Le spectacle d’une humanité qui s’efforce de croire à l’existence de quelque chose qui n'existe pas comporte quelques traits comiques. On rit souvent en regardant le film. Mais ia douleur n’est jamais loin. Il ne s'agit pas de l'amertume que l'on éprouve en face du monde des chômeurs, des exclus, des pauvres. Certes, il y a aussi de la violence, il y a de l’exclusion et - évidemment - du chômage. Mais l’exclusion est plus grave et plus profonde que ce que l’on pourrait imaginer, car elle ne concerne pas seulement une partie de l’humanité adulte. En ce sens, si le travail est source d’aliénation, ce n’est pas parce que le travailleur est privé du résultat de son travail ou de sa propriété, ni parce qu’il est le hiéroglyphe de l’inégalité sociale dans laquelle il se trouve. Le travail est aujourd’hui une expérience d’aliénation parce que quelqu’un ou quelque chose, à l’improviste, après des siècles, l’a soustrait à l’humanité entière. Ou plus simplement, parce que le travail aujourd’hui s’est soustrait lui-même dans un dernier, définitif caprice. Si Pôle emploi, ne quittez pas  est l’une des réflexions filmiques les plus profondes des dernières années sur le travail, c’est parce que, refusant l’étude sociologique littérale autant que la démarche militante, le regard de la réalisatrice se pose sur ce qu’il est extrêmement difficile à voir et à suivre avec une caméra : les formes d’une absence.

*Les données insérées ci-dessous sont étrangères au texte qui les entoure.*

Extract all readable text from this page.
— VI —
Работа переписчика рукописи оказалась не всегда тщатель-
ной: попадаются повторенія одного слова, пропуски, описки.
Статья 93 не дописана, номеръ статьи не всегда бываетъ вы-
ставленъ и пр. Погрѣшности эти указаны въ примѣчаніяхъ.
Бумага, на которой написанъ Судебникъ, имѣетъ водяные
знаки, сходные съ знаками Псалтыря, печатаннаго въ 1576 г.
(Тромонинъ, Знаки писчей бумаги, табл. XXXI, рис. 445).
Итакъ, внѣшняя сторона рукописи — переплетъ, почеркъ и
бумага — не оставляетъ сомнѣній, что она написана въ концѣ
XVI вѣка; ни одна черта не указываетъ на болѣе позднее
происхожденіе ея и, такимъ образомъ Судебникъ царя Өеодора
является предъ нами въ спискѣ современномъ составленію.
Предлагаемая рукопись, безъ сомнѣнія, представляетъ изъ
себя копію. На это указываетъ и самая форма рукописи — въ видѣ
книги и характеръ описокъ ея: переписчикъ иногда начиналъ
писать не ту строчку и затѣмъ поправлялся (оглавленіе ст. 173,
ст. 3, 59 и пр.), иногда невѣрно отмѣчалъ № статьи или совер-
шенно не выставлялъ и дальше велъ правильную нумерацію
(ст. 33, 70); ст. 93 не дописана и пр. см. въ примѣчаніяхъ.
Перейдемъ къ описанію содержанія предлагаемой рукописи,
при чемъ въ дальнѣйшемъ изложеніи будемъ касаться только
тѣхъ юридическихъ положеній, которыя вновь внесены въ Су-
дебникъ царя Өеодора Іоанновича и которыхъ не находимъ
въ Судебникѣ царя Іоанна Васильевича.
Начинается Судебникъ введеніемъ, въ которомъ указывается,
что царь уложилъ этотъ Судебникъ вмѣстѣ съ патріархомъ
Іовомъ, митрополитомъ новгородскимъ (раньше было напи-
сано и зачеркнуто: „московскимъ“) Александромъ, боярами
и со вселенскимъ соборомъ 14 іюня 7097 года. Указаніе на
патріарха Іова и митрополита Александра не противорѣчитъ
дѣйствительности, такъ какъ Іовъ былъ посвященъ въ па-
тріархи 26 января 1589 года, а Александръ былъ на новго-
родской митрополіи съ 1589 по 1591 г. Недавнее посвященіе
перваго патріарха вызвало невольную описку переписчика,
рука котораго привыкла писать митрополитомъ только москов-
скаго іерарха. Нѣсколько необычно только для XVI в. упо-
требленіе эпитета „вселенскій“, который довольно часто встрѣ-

Ce que nous appelons chômage aujourd’hui n’est pas une disparition temporaire, et l’absence de travail n’est pas seulement le fruit plus ou moins hasardeux d’une contingence économique. Cette absence définit au fond les traits d’une négativité ontologique. Le génie du film est de comprendre que cette négativité revêt la plus grande violence précisément dans l’institution qui a la tâche de nier cette négativité, de supprimer ce manque, de le camoufler en un accident secondaire des parcours individuels ou de la conjoncture nationale. SI l’absence de travail est donc un fait métaphysique, le chômage apparaît dans sa dimension ontologique. Ce n’est pas un groupe d'individus qui ne trouve pas de travail. C’est l'homme qui n’arrive plus à articuler ses gestes et sa vie à travers ou dans le travail. Charles Taylor a montré que la modernité s’est construite en accordant une valeur morale à une sphère de l'existence - celle de la common life, de la vie quotidienne -que le monde antique avait exclue de la réflexion éthique. La vie quotidienne est celle qui se tisse autour de la famille et précisément autour du travail. Moderne était la vie de l’homme qui caractérisait sa propre existence à partir du lien affectif stable et surtout à partir d’une activité professionnelle qui définissait sa propre identité. La fin de la modernité n'est autre que la fin de cette double illusion. C'est sur cette seconde illusion que le film se concentre, en se demandant comment tout cela a pu naître, sur la base de quel rêve ou de quelle technique, l’humanité en est arrivée à façonner sa vie à partir de cette bizarre collection de gestes, pensées, désirs, activités que nous avons appelée travail.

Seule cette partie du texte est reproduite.